Mais comme elle était jeune et gentille, et si douce qu'il n'y avait pas moyen
d'être longtemps fâché contre elle, il avait encore des moments de justice et
d'amitié, où il lui prenait les deux mains, en lui disant : -- Madeleine, il
n'y a pas de meilleure femme que vous, et je crois qu'on vous a faite exprès
pour moi. Si j'avais épousé une coquette comme j'en vois tant, je l'aurais
tuée, ou je me serais jeté sous la roue de mon moulin. Mais je reconnais que tu
es sage, laborieuse, et que tu vaux ton pesant d'or.
Mais quand son amour fut passé, ce qui arriva au bout de quatre ans de ménage,
il n'eut plus de bonne parole à lui dire, et il eut du dépit de ce qu'elle ne
répondait rien à ses mauvaisetés. Qu'eût-elle répondu ! Elle sentait que son
mari était injuste, et elle ne voulait pas lui en faire de reproches, car elle
mettait tout son devoir à respecter le maître qu'elle n'avait jamais pu chérir.
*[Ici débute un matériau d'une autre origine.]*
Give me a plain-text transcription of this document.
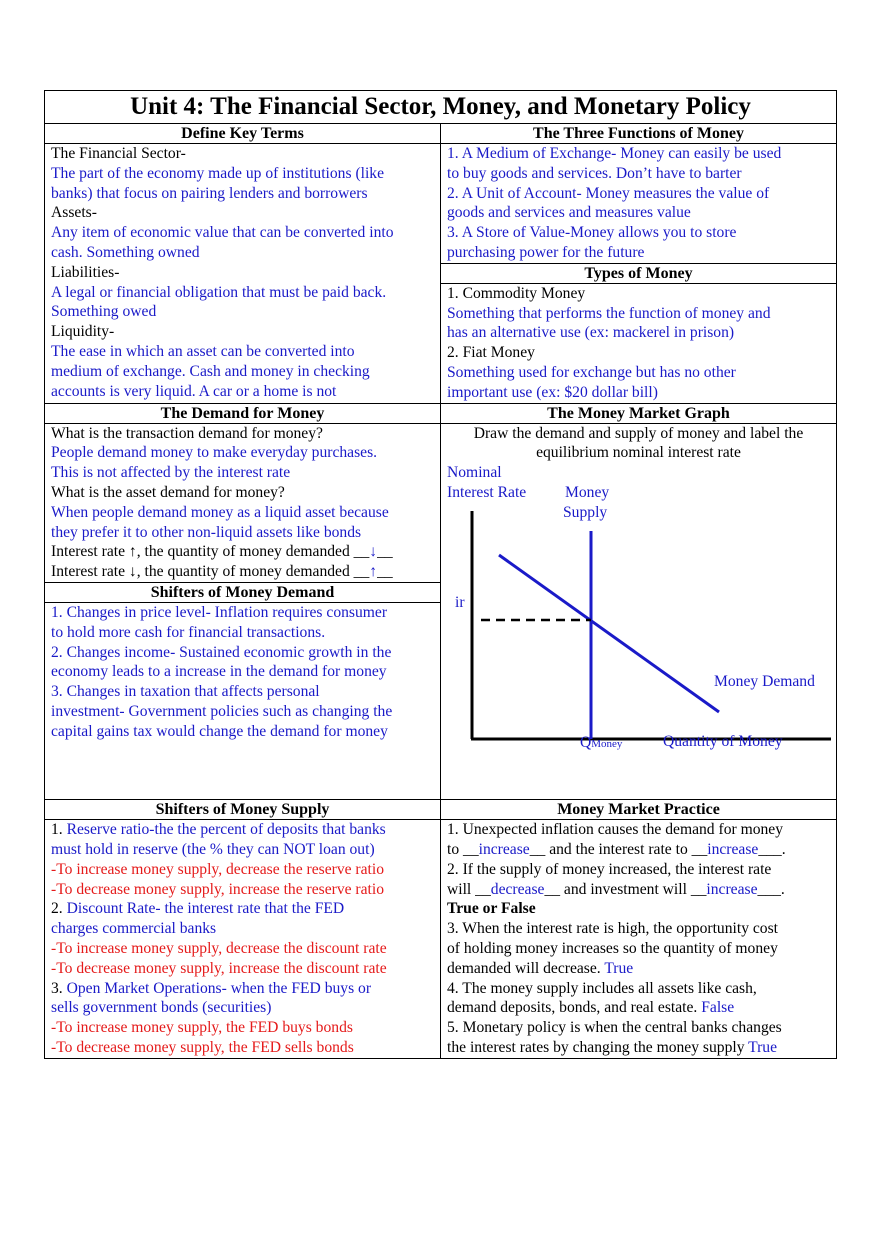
Unit 4: The Financial Sector, Money, and Monetary Policy
Define Key Terms
The Financial Sector-
The part of the economy made up of institutions (like
banks) that focus on pairing lenders and borrowers
Assets-
Any item of economic value that can be converted into
cash. Something owned
Liabilities-
A legal or financial obligation that must be paid back.
Something owed
Liquidity-
The ease in which an asset can be converted into
medium of exchange. Cash and money in checking
accounts is very liquid. A car or a home is not
The Three Functions of Money
1. A Medium of Exchange- Money can easily be used
to buy goods and services. Don’t have to barter
2. A Unit of Account- Money measures the value of
goods and services and measures value
3. A Store of Value-Money allows you to store
purchasing power for the future
Types of Money
1. Commodity Money
Something that performs the function of money and
has an alternative use (ex: mackerel in prison)
2. Fiat Money
Something used for exchange but has no other
important use (ex: $20 dollar bill)
The Demand for Money
What is the transaction demand for money?
People demand money to make everyday purchases.
This is not affected by the interest rate
What is the asset demand for money?
When people demand money as a liquid asset because
they prefer it to other non-liquid assets like bonds
Interest rate ↑, the quantity of money demanded __↓__
Interest rate ↓, the quantity of money demanded __↑__
Shifters of Money Demand
1. Changes in price level- Inflation requires consumer
to hold more cash for financial transactions.
2. Changes income- Sustained economic growth in the
economy leads to a increase in the demand for money
3. Changes in taxation that affects personal
investment- Government policies such as changing the
capital gains tax would change the demand for money
The Money Market Graph
Draw the demand and supply of money and label the
equilibrium nominal interest rate
Nominal
Interest Rate Money
Supply
ir
Money Demand
QMoney	Quantity of Money
Shifters of Money Supply
1. Reserve ratio-the the percent of deposits that banks
must hold in reserve (the % they can NOT loan out)
-To increase money supply, decrease the reserve ratio
-To decrease money supply, increase the reserve ratio
2. Discount Rate- the interest rate that the FED
charges commercial banks
-To increase money supply, decrease the discount rate
-To decrease money supply, increase the discount rate
3. Open Market Operations- when the FED buys or
sells government bonds (securities)
-To increase money supply, the FED buys bonds
-To decrease money supply, the FED sells bonds
Money Market Practice
1. Unexpected inflation causes the demand for money
to __increase__ and the interest rate to __increase___.
2. If the supply of money increased, the interest rate
will __decrease__ and investment will __increase___.
True or False
3. When the interest rate is high, the opportunity cost
of holding money increases so the quantity of money
demanded will decrease. True
4. The money supply includes all assets like cash,
demand deposits, bonds, and real estate. False
5. Monetary policy is when the central banks changes
the interest rates by changing the money supply True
La belle-mère fut contente de voir que son fils redevenait l'homme de chez lui
; c'est ainsi qu'elle disait, comme s'il avait jamais oublié de l'être et de le
faire sentir ! Elle haïssait sa bru, parce qu'elle la voyait meilleure qu'elle.
Ne sachant quoi lui reprocher, elle lui tenait à méfait de n'être pas forte, de
tousser tout l'hiver, et de n'avoir encore qu'un enfant. Elle la méprisait pour
cela et aussi pour ce qu'elle savait lire et écrire, et que le dimanche elle
lisait des prières dans un coin du verger au lieu de venir caqueter et
marmotter avec elle et les commères d'alentour.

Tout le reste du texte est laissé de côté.